A mon avis, ce facteur joue un rôle tout aussi décisif dans la formation du Surmoi. Par suite de l'équivalence entre le sein et le pénis, l'introjection d'une mère bienveillante contribue à l'élaboration d'une imago paternelle également bienveillante. De même, au cours de la formation du Surmoi, les fixations au stade oral de succion neutralisent les identifications terrifiantes produites par la suprématie des tendances sado-orales.

Avec la baisse des pulsions sadiques, les menaces du Surmoi perdent quelque peu de leur force et le Moi y répond autrement. Jusqu'ici, la peur que son Surmoi et ses objets inspiraient à l'enfant pendant les toutes premières phases de son existence provoquait, de la part du Moi, des réactions d'une égale violence.

On dirait que le Moi cherche à se défendre du Surmoi, d'abord, pour employer le terme de Laforgue, en le scotomisant, puis en l'expulsant. A partir du moment où il tente de déjouer le Surmoi et de réduire la résistance que ce dernier oppose aux pulsions du Ça, on peut dire qu'il commence à tenir compte de la puissance du Surmoi.
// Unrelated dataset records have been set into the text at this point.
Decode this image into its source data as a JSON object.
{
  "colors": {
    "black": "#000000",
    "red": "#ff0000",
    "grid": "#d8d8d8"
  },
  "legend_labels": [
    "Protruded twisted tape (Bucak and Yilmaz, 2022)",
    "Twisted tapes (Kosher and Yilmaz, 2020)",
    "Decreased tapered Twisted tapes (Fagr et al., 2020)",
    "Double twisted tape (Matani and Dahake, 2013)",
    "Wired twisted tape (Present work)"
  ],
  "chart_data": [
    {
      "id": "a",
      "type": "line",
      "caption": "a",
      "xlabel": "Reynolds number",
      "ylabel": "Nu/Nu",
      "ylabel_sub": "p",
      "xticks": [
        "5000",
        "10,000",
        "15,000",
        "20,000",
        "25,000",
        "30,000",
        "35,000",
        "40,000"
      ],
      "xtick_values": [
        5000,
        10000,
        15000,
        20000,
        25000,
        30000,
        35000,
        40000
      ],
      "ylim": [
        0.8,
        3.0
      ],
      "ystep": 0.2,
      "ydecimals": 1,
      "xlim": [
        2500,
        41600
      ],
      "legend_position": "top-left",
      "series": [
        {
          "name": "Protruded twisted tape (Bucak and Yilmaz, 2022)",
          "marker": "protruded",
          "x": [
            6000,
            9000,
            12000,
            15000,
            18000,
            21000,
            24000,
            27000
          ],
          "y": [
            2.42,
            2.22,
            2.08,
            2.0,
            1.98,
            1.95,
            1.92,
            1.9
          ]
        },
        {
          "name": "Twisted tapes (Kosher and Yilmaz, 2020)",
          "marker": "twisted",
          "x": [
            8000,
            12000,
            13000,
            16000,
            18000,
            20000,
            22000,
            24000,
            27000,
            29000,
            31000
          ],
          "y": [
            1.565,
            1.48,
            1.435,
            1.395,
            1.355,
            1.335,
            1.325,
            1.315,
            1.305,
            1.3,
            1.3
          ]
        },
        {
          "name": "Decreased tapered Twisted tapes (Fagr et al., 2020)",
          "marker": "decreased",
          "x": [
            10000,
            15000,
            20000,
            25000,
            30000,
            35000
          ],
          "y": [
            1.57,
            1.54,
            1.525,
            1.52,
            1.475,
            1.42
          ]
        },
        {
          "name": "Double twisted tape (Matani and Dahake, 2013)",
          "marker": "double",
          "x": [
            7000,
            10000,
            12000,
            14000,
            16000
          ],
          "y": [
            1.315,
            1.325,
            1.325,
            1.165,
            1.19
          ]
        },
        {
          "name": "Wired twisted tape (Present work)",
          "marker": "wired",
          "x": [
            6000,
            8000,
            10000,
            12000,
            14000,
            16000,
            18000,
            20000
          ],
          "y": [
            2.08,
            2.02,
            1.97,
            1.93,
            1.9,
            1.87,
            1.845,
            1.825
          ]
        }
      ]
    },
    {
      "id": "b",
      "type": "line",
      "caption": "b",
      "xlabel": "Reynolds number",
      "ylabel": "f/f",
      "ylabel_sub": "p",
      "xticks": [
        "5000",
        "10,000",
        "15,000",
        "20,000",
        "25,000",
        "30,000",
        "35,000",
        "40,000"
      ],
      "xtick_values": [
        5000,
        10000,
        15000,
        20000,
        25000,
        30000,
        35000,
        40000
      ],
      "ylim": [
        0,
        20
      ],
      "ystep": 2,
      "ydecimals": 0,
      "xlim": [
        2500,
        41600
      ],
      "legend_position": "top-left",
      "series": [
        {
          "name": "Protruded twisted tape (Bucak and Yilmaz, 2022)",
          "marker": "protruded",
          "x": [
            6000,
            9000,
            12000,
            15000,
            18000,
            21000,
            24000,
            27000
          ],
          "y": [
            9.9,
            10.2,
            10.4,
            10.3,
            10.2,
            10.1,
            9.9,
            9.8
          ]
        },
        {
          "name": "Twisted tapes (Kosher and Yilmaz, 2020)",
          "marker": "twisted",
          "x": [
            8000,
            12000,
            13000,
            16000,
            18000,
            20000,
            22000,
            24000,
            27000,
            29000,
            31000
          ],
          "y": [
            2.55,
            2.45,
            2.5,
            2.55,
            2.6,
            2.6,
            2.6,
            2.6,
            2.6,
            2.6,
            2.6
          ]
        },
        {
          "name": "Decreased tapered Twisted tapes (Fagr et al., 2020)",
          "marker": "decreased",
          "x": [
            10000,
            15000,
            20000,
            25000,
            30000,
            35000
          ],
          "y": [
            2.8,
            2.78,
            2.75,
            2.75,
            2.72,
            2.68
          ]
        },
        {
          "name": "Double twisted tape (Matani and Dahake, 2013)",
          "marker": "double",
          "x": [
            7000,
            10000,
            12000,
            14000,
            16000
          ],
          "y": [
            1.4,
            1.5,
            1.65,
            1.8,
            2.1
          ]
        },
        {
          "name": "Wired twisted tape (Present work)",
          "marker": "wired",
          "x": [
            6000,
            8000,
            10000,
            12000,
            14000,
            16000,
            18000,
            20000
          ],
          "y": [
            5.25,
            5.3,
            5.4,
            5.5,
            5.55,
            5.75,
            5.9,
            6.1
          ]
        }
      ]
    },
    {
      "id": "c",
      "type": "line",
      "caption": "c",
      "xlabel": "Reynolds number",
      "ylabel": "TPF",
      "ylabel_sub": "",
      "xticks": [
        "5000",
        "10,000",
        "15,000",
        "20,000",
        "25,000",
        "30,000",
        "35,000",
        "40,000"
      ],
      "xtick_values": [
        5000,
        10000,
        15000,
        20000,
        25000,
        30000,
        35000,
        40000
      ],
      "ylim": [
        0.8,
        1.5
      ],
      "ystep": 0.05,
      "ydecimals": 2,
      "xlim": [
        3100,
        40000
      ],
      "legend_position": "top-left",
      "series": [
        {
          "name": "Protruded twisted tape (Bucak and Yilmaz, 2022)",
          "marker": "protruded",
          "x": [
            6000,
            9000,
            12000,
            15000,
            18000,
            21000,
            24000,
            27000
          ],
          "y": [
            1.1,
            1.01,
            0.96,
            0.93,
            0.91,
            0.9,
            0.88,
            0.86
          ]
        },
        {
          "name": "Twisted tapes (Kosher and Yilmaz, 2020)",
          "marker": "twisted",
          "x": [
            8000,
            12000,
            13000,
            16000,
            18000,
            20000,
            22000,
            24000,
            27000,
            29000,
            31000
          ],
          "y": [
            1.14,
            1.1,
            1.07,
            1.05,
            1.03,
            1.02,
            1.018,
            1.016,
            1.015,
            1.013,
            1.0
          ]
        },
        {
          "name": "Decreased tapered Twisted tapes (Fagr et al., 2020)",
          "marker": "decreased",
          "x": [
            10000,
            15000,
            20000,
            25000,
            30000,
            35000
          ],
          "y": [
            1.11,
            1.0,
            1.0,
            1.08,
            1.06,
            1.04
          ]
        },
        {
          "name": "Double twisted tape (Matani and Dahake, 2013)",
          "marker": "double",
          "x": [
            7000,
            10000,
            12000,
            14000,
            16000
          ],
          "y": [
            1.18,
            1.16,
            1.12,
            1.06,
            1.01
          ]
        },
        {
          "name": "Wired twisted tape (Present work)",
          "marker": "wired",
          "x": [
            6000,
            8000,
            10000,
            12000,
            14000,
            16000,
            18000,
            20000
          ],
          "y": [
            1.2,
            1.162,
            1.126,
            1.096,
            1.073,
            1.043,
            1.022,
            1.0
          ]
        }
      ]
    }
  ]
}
Avec l'avènement du second stade anal, le Moi reconnaît encore plus clairement ce pouvoir et s'efforce de trouver un terrain d'entente avec le Surmoi, reconnaissant du même coup l'obligation de lui obéir.

A l'égard du Ça, le Moi change également d'attitude. A l'expulsion fait place, dans le second stade anal, la répression, ou plutôt le refoulement, au sens propre du terme. En même temps, s'atténue sa haine de l'objet, car elle prend, dans une large mesure, sa source dans les sentiments autrefois dirigés contre le Ça et le Surmoi.

L'accroissement des forces libidinales et la diminution parallèle des forces destructrices ont aussi pour effet de modérer les tendances sadiques primitives qui s'attachaient à l'objet. Le Moi semble alors redouter plus consciemment des représailles de la part de l'objet. En se soumettant à un Surmoi sévère et à ses interdictions, il reconnaît du même coup le pouvoir de l'objet.

L'acceptation de la réalité extérieure dépend ainsi de l'acceptation de la réalité intrapsychique, d'autant que le Moi s'efforce de faire converger Surmoi et objet. Une telle convergence marque une étape dans l'évolution de l'angoisse, et, avec l'aide des mécanismes de projection et de déplacement, favorise le progrès des relations de l'individu avec la réalité.

A ce moment, qu'Abraham situe au second stade anal et qu'il caractérise par le besoin d'établir la sécurité des objets, le Moi se défend contre l'angoisse surtout en cherchant à se concilier à la fois les objets du monde extérieur et ceux qui ont été intériorisés.